Hi All

I hope some of you can relate to what I am about to say and offer some advice?

In a nutshell, I'm 29 yr old female, recently broken up with my bf of 4 years (which was v emotionally draining) and have moved back in with my parents due to the obscene British housing market. Am cut off from all my friends and have just left a really bad job (which was attributing to my anxiety/depression - no longevity/boss was a bully and the set up was horrendous - it was the right decision). I now feel empty, numb and lost in life having poured my heart and soul into the relationship (not only for love but due to his dad passing away and he became ill coping with the grief). I guess its grieving and heart break.

For the past 8 months I have been trying to change everything for the better knowing I was not happy in my relationship despite the hard times, work, location and lack of social life. I took a bold and brave move to change things to find some true happiness within myself as I was so unhappy, which was I think the right thing to do.

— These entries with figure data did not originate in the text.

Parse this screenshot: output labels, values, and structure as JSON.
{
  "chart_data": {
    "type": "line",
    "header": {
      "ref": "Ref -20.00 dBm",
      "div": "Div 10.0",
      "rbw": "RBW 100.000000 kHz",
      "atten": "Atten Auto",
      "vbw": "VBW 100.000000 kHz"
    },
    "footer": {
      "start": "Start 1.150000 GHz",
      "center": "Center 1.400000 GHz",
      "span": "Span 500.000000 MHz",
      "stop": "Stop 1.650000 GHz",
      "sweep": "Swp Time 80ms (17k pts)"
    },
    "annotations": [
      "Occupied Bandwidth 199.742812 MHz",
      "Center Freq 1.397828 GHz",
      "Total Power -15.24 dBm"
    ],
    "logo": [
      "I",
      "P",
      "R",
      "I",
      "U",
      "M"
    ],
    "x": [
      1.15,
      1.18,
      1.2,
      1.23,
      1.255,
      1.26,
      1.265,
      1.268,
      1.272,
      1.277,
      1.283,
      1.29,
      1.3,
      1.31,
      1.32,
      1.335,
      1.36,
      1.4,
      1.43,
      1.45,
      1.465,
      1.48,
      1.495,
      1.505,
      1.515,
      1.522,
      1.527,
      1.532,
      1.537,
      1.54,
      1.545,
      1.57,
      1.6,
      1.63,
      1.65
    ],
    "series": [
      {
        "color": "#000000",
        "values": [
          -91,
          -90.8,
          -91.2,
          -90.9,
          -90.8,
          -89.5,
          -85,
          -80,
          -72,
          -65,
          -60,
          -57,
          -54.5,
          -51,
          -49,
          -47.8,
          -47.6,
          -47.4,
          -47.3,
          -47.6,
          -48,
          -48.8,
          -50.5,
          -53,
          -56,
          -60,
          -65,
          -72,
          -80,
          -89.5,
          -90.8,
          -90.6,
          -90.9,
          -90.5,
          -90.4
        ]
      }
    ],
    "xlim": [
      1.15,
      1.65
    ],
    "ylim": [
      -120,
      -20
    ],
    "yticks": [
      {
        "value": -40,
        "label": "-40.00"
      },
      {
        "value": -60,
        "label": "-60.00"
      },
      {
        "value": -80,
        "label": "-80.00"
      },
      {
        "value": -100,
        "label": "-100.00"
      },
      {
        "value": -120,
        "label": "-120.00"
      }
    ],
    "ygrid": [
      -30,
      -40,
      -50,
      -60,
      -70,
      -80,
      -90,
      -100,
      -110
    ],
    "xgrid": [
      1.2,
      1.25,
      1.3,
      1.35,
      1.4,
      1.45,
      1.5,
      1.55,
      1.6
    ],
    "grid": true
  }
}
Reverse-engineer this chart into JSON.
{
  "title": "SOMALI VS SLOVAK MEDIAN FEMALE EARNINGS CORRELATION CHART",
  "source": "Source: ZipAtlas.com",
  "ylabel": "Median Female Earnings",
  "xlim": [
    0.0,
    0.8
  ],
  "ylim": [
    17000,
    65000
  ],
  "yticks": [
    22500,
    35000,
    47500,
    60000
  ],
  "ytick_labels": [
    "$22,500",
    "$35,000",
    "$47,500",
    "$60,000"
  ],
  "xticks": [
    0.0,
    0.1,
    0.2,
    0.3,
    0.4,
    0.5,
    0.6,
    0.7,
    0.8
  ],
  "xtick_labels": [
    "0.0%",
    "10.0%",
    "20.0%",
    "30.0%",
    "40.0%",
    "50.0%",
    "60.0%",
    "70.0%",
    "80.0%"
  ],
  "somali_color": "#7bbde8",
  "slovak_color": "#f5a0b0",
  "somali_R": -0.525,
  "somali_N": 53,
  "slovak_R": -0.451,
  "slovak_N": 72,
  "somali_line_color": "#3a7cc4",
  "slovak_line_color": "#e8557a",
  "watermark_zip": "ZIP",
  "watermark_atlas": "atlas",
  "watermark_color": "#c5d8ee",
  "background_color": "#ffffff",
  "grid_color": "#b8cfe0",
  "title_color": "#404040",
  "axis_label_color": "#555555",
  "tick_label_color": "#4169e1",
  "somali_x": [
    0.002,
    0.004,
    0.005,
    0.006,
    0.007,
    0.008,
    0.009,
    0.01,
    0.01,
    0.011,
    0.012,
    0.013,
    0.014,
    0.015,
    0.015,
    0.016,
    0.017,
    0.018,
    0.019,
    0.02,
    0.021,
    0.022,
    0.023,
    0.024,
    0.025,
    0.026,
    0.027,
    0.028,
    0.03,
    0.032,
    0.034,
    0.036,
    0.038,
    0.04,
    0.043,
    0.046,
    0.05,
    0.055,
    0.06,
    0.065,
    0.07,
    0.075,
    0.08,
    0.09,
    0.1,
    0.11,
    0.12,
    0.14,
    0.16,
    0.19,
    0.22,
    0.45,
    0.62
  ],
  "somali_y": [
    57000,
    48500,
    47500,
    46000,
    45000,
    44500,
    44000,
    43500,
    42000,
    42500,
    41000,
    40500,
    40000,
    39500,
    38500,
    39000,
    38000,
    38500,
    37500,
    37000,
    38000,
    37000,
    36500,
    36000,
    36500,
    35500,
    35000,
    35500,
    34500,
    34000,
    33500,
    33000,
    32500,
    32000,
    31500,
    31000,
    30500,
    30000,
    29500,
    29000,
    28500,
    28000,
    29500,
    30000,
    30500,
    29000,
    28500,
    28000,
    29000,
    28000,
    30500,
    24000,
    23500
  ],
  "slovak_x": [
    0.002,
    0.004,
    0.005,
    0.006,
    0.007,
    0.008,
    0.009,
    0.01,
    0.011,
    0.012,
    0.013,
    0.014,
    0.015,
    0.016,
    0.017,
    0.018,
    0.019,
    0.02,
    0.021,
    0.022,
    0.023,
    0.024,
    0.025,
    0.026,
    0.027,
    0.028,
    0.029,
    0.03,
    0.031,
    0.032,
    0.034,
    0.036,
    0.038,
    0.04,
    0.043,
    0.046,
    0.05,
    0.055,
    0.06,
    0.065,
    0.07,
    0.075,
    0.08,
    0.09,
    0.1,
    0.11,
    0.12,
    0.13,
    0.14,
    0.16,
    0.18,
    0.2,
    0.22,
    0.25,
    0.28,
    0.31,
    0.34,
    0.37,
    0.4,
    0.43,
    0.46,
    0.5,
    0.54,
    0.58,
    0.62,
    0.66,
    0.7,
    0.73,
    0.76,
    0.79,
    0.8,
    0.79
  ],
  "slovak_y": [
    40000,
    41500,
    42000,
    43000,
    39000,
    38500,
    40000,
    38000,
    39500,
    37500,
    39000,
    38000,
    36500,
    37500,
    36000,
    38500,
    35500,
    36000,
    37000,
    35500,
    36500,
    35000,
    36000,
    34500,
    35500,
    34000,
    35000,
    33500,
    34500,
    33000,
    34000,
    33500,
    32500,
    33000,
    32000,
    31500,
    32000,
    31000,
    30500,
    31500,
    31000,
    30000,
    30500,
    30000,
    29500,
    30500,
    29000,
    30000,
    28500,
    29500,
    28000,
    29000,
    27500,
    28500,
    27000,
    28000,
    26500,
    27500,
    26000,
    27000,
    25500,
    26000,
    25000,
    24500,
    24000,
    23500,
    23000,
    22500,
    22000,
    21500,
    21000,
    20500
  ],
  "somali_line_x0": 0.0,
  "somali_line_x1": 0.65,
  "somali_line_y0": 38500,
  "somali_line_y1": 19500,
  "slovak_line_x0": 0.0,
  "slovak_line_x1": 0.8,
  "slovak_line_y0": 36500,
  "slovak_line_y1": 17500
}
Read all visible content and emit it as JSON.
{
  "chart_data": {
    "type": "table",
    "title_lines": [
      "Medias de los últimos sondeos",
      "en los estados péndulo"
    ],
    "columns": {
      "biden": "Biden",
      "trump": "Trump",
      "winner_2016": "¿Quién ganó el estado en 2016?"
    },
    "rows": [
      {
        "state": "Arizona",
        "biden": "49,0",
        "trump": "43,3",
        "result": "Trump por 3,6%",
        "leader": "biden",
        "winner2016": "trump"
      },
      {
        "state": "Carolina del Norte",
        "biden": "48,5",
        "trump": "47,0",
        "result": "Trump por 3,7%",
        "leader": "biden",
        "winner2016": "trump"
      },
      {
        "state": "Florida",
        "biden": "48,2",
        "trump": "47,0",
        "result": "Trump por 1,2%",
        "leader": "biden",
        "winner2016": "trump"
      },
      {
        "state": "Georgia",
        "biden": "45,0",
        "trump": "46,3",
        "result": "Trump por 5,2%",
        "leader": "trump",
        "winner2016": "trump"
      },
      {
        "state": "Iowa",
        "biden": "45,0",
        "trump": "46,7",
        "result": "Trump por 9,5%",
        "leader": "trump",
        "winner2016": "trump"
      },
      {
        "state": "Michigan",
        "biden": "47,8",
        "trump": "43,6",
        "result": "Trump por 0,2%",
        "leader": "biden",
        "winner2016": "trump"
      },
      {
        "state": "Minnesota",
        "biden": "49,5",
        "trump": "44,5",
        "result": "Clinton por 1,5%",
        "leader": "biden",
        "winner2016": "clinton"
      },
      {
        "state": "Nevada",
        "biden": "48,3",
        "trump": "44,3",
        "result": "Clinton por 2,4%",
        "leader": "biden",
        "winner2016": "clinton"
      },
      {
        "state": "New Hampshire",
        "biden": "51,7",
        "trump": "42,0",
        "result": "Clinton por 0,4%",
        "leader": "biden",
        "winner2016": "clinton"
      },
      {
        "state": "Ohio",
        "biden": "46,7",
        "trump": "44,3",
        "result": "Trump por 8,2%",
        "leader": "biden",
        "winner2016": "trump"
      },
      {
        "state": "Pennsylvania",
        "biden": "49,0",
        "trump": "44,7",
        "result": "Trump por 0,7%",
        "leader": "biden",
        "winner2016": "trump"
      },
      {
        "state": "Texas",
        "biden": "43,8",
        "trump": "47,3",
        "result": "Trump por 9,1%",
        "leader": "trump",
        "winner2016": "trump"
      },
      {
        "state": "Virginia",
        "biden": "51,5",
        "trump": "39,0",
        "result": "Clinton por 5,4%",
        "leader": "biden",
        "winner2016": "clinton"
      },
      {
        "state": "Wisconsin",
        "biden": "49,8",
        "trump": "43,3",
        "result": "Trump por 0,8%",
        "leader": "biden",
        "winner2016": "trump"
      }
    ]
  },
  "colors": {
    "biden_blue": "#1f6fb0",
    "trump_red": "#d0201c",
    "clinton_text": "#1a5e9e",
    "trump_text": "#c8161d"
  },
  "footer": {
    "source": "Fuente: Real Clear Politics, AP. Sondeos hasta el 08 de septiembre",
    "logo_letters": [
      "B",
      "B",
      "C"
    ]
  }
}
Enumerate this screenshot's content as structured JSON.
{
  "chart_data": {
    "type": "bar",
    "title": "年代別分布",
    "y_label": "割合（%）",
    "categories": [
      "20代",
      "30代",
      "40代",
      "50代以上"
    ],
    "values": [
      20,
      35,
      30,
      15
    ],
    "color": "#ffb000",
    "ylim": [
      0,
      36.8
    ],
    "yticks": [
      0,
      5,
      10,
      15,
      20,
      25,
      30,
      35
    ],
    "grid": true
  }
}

In the midst of this transition I applied to become a teacher and got offered a place for a PGCE at Cambridge. Whilst this would open many doors for me and get my self esteem back up, I am really not sure if its what I want to do (and if I can survive on the starting salary at my age on my own). I applied as my current role was dead end and I felt like I wanted a "proper" job and have always regretted I didn't train as something. Essentially I've got a lot to give but not sure if I can cope with the demands given how I'm feeling right now and even if I want to be a teacher. I just don't feel good enough. My self esteem has taken a huge knock from the breakdown of the relationship and it got ground down by my former boss.

The other stupid thing to consider is even looking at kids these days and all the potential/routes they can take for a prosperous future, I feel I've messed my life up and and jealous of them - how pathetic is that!

I have driven myself crazy for about 6 months trying to work out if I take it (and stay in Cambridge) or move to London and pursue a role in a tech company. I always wanted to move to London or a city and didn't back when all my friends did after graduating due to various reasons, but now I feel like its my chance and to be with my friends and build further relationships.

I'm also concerned about my financial security, future, family, relationship, life....feeling hopeless and like I have no purpose and that I'm becoming a burden on everyone. I'm eating well, meditating and trying to exercise when I can, but the anxiety is so paralysing I can't even book a holiday (which I desperately need a break from all the stress)> The loneliness is crippling too. I used to be so social and happy go lucky and now feel like a shell I just can't fill up. I'm trying to be social, get out and meet people but I just feel such a failure inside that I'm not attracting the right company and seem pathetic. Struggling also with everyone I know in relationships, getting married, buying houses, starting families etc - I have naturally always gone against the grain and know things happen at the right time for you personally, but I'm starting to feel like these things will never be in my lifetime.

I feel like I've got a barrier in the way. A mental block. I just can't seem to do things but deep down feel intense frustration - it's like I'm fighting with myself, screaming to get out of my body but I'm trapped. I'm highly detached from reality too and feel like I'm in a dream the whole time. Does that strike a chord with anyone?

Thanks and apologies for the lengthy message.